At Lucidity Float and Wellness Spa, isolation tanks are set inside private rooms. These rooms feature a shower for mandatory use before and after float sessions as well as the usual spa amenities like robes, towels, soaps, conditioners, and lotions. There were also:

  • Two types of earplugs (silicon and foam).
  • Cotton swabs.
  • A&D ointments.

Naked and showered, I shoved in the silicon earplugs. The isolation tank door opened like one to a boat’s cabin, and I stepped down into the warmish water. At 95 degrees, the saltwater was tepid.

Although I couldn’t hear the lobby, the sound of my voice, water splashing and my breaths were magnified. Whether my eyelids were open or closed, however, there was no difference in view. It was complete and utter darkness.

Being in an Isolation Tank for an Hour

After I leaned back to float, I spread my arms out to the side until my fingertips pressed against the tank’s sides. As instructed, I held this position for about 20 seconds until the saltwater settled, and I relaxed my arms at my sides. Shavasana

The high salt content allowed my body to experience zero pressure and near weightlessness, like laying in a personalized gelatin mold. Early in the session, I was so relaxed that I consciously rubbed my legs together to make sure they were still there. The salt-water density supported my form but there were doughnut- and noodle-shaped foam floats for my discretion.

Later, by using the subtlest pushes, I slowly bounced against the tank’s sides like an air hockey puck. My inner child likes baths too.

Consistently, I wondered about the time. Has it been 20 minutes? How much time is probably left? I refused to check my phone partially because I was determined to fulfill 75 minutes without a device but mostly because I feared that only three minutes had passed and I was, indeed, slowly going crazy.

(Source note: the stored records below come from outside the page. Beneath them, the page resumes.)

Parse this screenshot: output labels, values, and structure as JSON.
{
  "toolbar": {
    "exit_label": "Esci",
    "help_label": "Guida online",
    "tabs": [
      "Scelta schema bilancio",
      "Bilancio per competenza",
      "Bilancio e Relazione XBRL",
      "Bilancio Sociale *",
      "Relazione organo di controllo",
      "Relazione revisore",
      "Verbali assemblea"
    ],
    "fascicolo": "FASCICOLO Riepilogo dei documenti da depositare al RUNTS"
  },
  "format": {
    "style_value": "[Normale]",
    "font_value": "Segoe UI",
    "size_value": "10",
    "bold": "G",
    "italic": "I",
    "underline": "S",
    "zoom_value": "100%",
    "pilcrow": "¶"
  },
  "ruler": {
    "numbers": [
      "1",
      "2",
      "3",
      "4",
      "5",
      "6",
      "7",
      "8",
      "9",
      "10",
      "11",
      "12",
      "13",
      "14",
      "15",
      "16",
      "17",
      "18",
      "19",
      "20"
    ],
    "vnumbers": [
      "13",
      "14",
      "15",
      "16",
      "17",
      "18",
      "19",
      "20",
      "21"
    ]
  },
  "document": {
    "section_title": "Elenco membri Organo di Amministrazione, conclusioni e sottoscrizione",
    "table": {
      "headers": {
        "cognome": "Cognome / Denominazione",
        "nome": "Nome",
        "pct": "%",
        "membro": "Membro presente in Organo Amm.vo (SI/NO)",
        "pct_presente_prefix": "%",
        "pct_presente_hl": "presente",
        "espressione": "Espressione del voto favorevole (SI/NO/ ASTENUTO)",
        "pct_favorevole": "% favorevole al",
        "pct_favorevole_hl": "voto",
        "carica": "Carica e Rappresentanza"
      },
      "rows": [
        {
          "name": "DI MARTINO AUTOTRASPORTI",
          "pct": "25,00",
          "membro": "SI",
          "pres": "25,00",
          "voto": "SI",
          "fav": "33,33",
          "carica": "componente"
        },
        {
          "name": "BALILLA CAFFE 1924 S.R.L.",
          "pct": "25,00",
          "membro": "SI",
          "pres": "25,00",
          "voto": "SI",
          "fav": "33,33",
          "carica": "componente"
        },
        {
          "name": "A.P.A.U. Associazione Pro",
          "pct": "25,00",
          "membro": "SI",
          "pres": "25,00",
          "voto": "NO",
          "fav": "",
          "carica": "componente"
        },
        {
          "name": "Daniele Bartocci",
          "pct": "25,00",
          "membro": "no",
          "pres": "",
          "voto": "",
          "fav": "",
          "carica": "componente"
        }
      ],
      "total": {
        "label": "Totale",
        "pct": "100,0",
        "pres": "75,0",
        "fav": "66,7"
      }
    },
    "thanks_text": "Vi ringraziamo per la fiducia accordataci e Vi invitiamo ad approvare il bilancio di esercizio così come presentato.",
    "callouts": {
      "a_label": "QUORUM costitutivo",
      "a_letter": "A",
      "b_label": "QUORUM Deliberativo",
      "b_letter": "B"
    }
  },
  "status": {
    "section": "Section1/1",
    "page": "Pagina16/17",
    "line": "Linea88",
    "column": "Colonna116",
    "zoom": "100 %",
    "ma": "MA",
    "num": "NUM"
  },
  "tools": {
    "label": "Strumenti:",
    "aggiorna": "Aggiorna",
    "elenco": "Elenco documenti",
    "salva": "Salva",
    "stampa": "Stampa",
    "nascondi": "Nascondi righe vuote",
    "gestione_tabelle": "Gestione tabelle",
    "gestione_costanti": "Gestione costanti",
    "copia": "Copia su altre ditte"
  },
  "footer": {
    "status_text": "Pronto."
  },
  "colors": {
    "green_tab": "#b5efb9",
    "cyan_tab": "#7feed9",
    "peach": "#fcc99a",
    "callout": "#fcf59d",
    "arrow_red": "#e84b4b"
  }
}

Results From Being in a Float Tank

I don’t think I have ever felt more physically comfortable than in that isolation tank. But I also fell asleep in an MRI so my threshold for weird in small places is pretty high. Subjective results include:

  • Muscles relaxed.
  • Elevated mood.
  • Creative juices flowing.

For hours after, I felt very calm and tranquil and, to be honest, a little revved up on holistic healing. Like treating myself to a massage, I could see how routine float sessions could double as both a physical and mental therapy.

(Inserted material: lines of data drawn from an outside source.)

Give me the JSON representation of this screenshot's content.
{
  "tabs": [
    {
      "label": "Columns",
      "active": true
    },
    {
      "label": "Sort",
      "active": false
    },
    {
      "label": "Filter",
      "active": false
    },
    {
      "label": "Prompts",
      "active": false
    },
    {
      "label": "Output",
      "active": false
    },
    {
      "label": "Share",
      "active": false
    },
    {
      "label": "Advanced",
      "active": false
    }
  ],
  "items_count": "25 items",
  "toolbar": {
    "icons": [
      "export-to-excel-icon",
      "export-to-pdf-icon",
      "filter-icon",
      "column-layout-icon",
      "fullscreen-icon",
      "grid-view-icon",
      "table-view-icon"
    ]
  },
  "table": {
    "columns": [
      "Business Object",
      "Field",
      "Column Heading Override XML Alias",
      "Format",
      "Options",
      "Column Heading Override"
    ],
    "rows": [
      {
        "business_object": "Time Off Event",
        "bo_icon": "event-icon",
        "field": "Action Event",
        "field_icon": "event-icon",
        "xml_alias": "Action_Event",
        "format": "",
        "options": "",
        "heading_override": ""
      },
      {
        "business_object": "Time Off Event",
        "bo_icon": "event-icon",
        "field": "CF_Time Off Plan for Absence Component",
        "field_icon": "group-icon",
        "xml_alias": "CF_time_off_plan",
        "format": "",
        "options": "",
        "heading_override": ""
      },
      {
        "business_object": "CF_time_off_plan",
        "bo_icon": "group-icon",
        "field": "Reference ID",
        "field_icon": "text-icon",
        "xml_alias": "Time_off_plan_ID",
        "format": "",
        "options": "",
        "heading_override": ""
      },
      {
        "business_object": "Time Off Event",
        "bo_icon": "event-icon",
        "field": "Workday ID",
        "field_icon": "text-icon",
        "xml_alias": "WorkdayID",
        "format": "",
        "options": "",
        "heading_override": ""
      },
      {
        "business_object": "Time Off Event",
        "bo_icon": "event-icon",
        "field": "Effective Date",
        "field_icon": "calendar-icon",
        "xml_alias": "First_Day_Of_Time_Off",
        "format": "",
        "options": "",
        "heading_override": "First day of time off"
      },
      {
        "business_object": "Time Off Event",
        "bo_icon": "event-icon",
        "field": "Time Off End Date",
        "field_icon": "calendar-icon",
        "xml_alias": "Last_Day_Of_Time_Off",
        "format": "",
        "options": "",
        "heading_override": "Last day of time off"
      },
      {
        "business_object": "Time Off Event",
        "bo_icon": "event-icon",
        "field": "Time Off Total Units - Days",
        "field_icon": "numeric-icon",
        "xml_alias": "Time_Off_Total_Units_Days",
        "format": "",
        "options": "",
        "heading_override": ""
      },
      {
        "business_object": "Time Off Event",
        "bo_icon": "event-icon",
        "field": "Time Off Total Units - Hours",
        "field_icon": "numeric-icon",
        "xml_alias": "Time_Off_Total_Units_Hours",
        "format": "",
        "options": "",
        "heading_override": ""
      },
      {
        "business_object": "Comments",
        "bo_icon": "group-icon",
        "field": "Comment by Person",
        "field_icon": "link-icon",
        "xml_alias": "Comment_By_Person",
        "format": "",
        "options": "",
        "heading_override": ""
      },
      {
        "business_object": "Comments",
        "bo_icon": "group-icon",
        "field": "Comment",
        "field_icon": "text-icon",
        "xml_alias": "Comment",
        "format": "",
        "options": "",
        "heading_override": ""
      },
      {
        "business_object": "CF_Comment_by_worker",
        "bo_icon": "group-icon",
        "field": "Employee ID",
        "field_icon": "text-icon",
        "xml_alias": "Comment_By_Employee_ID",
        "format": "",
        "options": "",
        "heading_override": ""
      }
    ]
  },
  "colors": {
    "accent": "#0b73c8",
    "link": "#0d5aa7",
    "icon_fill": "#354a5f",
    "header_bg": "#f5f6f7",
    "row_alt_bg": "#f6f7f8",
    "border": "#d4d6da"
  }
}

I didn’t have visions or see bursts of colors. I imagined myself in the endless black void, floating in infinite nothingness. My big revelatory moment was when I thought,

“I am Schroder’s cat. I am in the box but do not know if I am alive or dead.”

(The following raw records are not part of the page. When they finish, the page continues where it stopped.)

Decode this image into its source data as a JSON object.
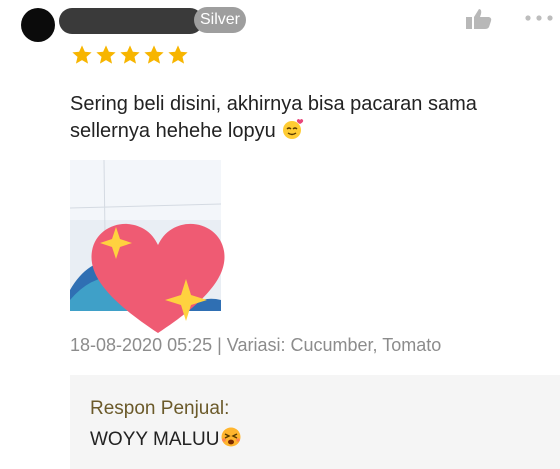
{
  "review": {
    "badge": "Silver",
    "rating": 5,
    "text": "Sering beli disini, akhirnya bisa pacaran sama sellernya hehehe lopyu",
    "text_emoji_icon": "smiling-face-with-hearts-icon",
    "meta": "18-08-2020 05:25 | Variasi: Cucumber, Tomato"
  },
  "seller_response": {
    "label": "Respon Penjual:",
    "text": "WOYY MALUU",
    "emoji_icon": "embarrassed-face-icon"
  },
  "colors": {
    "star": "#f7b500",
    "heart": "#ef5b73",
    "sparkle": "#ffd23f",
    "badge": "#9e9e9e",
    "reply_bg": "#f5f5f5",
    "reply_label": "#6b5a2a"
  }
}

However, I could also see how floating in the dark with only my thoughts keeping me company could feel like hell on earth. It was difficult to quiet my mind with the anxiety about being forgotten and contracting some flesh-eating bacteria in addition to the normal circus noise of random thoughts.

5 Tips for Your First Time in a Floatation Tank

1. Put the plugs in while your ears are dry.

2. Keep your head tilted back so you do not get saltwater in your eyes.

Saltwater, particularly the highly saturated, burns cuts, other open wounds, and eyes. After a few minutes of feeling every nick and paper cut burn, the sensation should subside. When I sat up to leave the tank, the water from my hair ran into my eyes and burned. Below are the recommended periods to wait before floating:

  • Shaving – 4 to 6 hours
  • Waxing – 48 hours
  • Tattoo – 4 to 6 weeks
  • Open wound – until it is healed

3. Avoid getting your face wet or touching your face with wet fingers.

When the tank’s water dries on your skin, powdery salt remains. Each time you touch your face, you increase your risk of getting saltwater in your eyes.

4. Gently, press your fingers to the side of the tank to find stillness.

5. Don’t expect anything.

Some people enjoy a deep spiritual awaking in sensory deprivation tanks while others float just to flesh out the details of a project. When it comes to first-time experiences, each can be as different as discovering life’s purposes to anxiety from claustrophobia.